We could learn the mapping of Y=f(X) to learn more about the relationship in the data and this is called statistical inference. If this were the goal, we would use simpler methods and value understanding the learned model and form of (f) above making accurate predictions.
When we learn a function (f) we are estimating its form from the data that we have available. As such, this estimate will have error. It will not be a perfect estimate for the underlying hypothetical best mapping from Y given X.
Much time in applied machine learning is spent attempting to improve the estimate of the underlying function and in term improve the performance of the predictions made by the model.
Techniques For Learning a Function
Machine learning algorithms are techniques for estimating the target function (f) to predict the output variable (Y) given input variables (X).
Different representations make different assumptions about the form of the function being learned, such as whether it is linear or nonlinear.
Different machine learning algorithms make different assumptions about the shape and structure of the function and how best to optimize a representation to approximate it.

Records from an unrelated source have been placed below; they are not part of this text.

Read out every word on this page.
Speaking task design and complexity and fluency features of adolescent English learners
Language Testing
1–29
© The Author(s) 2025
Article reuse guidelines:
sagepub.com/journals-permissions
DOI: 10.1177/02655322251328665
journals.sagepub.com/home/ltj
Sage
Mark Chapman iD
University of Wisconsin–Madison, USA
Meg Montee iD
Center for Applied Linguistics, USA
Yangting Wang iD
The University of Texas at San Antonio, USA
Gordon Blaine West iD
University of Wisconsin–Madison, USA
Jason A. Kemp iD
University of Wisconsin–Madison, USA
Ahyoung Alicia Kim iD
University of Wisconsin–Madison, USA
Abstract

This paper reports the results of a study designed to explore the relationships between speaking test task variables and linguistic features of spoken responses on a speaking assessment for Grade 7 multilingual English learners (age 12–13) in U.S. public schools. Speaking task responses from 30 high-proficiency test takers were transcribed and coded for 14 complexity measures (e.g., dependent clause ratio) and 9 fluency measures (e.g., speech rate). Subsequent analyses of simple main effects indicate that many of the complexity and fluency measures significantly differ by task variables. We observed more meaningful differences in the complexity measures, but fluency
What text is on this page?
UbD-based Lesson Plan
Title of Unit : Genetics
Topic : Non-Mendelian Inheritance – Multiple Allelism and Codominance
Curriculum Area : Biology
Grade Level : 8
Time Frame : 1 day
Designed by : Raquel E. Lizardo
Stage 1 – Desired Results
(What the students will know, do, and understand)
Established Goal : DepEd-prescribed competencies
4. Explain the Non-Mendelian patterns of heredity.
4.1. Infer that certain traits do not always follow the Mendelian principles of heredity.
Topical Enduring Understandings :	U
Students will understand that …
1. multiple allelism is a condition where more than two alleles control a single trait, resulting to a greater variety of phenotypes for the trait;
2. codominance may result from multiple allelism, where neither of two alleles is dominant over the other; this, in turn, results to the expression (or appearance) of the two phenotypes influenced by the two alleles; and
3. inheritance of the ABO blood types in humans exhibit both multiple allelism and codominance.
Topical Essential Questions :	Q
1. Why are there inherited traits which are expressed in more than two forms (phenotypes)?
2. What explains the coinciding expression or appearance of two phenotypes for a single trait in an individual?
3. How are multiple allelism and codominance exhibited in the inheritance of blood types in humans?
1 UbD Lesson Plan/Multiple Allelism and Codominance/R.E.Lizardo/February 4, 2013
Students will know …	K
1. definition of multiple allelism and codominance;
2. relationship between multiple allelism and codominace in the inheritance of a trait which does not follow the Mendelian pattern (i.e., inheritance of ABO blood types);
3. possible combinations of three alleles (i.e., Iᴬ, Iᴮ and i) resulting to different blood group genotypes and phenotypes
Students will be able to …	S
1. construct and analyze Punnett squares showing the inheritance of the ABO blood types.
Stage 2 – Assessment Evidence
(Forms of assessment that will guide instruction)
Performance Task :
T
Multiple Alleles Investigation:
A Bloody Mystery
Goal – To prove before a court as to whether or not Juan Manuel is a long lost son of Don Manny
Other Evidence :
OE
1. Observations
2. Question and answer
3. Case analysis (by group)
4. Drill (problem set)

This is why it is so important to try a suite of different algorithms on a machine learning problem, because we cannot know before hand which approach will be best at estimating the structure of the underlying function we are trying to approximate.
Summary
In this post you discovered the underlying principle that explains the objective of all machine learning algorithms for predictive modeling.
You learned that machine learning algorithms work to estimate the mapping function (f) of output variables (Y) given input variables (X), or Y=f(X).
You also learned that different machine learning algorithms make different assumptions about the form of the underlying function. And that when we don’t know much about the form of the target function we must try a suite of different algorithms to see what works best.